Case study sites are an integral part of FAIRWAY. In the Anglian Region case study in England, a social science approach is being taken to understand farmer motivation for uptake of ‘best practice’ for farm management systems to mitigate on farm pesticide use, with a specific reference to the use of metaldehyde (for slug control) and its impact on drinking water bodies. In conjunction with Anglian Water, the FAIRWAY team from the University of Lincoln is looking at the development of innovative approaches to farmer engagement based on mulitple actor platforms (MAPs).
One of these approaches is to hold Knowledge and Innovation Days (KIDs). The concept was developed as a result of the increasing awareness of the need to approach farmer engagement from the ‘bottom-up’ (as in the MAPs). The aim is to develop a programme addressing the complexity of the environmental, economic and technological developments which directly affect the farmers and their businesses’ needs, whilst also addressing issues regarding farmer wellbeing.
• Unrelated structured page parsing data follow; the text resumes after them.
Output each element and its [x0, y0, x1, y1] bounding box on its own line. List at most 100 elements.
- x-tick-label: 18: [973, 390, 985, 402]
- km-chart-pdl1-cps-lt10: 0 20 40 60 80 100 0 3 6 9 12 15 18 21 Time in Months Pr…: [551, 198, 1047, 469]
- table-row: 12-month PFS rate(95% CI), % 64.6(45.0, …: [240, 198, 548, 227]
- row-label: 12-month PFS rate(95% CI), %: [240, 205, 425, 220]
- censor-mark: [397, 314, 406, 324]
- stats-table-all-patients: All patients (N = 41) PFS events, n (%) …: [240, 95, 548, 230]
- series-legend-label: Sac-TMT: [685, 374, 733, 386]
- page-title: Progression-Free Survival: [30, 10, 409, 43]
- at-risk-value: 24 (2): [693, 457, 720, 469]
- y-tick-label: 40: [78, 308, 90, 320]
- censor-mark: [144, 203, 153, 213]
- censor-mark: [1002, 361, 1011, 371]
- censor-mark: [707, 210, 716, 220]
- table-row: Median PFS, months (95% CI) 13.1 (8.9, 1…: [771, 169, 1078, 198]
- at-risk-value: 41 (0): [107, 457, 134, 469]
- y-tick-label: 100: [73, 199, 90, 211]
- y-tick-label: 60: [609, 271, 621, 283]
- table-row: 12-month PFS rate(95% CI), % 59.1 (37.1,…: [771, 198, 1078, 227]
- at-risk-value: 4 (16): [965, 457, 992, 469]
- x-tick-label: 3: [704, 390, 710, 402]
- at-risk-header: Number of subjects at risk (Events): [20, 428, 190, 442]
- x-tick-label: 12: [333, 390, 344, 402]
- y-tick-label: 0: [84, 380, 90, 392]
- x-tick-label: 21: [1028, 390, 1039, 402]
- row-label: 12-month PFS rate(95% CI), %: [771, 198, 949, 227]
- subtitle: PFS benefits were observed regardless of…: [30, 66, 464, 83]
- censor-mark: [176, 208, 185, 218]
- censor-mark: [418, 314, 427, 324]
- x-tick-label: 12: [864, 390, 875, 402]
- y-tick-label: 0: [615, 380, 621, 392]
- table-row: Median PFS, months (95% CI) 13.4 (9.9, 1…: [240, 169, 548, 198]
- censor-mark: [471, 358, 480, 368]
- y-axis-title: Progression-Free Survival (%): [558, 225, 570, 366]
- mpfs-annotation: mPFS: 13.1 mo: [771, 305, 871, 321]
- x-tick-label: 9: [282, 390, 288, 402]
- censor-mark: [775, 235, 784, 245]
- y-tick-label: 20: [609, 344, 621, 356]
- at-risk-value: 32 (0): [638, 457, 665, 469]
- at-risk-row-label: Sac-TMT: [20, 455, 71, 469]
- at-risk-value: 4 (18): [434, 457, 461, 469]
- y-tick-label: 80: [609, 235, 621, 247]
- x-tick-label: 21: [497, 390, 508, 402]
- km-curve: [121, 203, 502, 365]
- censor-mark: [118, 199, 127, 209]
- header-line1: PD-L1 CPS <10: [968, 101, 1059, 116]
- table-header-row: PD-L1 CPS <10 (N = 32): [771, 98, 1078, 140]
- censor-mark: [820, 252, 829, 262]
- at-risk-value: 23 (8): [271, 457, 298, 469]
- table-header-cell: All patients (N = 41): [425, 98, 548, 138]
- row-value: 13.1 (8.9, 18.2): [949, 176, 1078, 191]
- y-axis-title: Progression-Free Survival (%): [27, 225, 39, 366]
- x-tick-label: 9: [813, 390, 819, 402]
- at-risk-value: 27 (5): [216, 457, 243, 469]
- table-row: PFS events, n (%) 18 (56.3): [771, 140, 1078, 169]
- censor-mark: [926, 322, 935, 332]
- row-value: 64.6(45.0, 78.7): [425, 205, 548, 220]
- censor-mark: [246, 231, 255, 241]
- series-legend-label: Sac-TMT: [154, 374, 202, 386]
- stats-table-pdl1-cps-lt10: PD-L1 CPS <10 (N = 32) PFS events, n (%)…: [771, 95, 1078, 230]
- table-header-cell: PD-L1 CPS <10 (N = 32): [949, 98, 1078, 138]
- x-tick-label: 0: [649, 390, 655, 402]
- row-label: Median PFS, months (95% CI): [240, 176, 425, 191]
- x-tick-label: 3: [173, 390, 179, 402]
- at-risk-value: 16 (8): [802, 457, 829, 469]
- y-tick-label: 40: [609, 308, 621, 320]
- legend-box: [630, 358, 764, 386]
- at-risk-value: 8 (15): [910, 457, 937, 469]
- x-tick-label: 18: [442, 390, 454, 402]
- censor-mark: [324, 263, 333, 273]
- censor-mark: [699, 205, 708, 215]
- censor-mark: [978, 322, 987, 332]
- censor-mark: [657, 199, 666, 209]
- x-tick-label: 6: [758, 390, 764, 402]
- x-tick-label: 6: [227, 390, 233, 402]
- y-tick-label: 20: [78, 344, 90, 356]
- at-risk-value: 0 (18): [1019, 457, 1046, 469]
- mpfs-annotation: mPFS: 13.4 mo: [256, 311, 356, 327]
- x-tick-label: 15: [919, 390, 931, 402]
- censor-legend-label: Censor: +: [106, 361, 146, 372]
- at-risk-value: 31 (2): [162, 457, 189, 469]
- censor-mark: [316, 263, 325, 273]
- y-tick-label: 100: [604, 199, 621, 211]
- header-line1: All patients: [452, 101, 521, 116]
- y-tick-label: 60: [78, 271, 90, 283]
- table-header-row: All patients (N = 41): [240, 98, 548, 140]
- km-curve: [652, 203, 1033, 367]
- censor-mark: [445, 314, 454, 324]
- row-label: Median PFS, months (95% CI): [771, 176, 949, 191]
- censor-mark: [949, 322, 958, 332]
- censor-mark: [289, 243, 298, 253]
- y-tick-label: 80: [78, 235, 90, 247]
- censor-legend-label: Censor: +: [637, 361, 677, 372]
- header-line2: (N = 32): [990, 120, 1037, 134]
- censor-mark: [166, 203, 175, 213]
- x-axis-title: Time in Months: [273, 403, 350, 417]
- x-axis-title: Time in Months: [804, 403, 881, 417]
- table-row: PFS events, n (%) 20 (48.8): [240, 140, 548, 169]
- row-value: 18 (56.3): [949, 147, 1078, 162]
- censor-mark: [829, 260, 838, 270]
The KID events have been piloted in the Cringle Brook catchment in South Lincolnshire and KID2020 was held on 3 March. The event compared two cultivations systems, demonstrating how small changes could potentially keep farm inputs in the field. Herbicide resistance, a huge concern for farmers, was also addressed. Its success was due to the relevance of the main themes to the farmer and the wider industry. This has been achieved by taking into consideration the farmers’ needs though discussion and feedback from previous KID events. The farmers know that KID events provide relevant knowledge and skills, up to date information, links with research and an ambience that enables exchange of ideas for the industry. 100% of attendees requested another such event. This tailored and targeted approach which is part of the MAP process could be an option for future farmers engagement.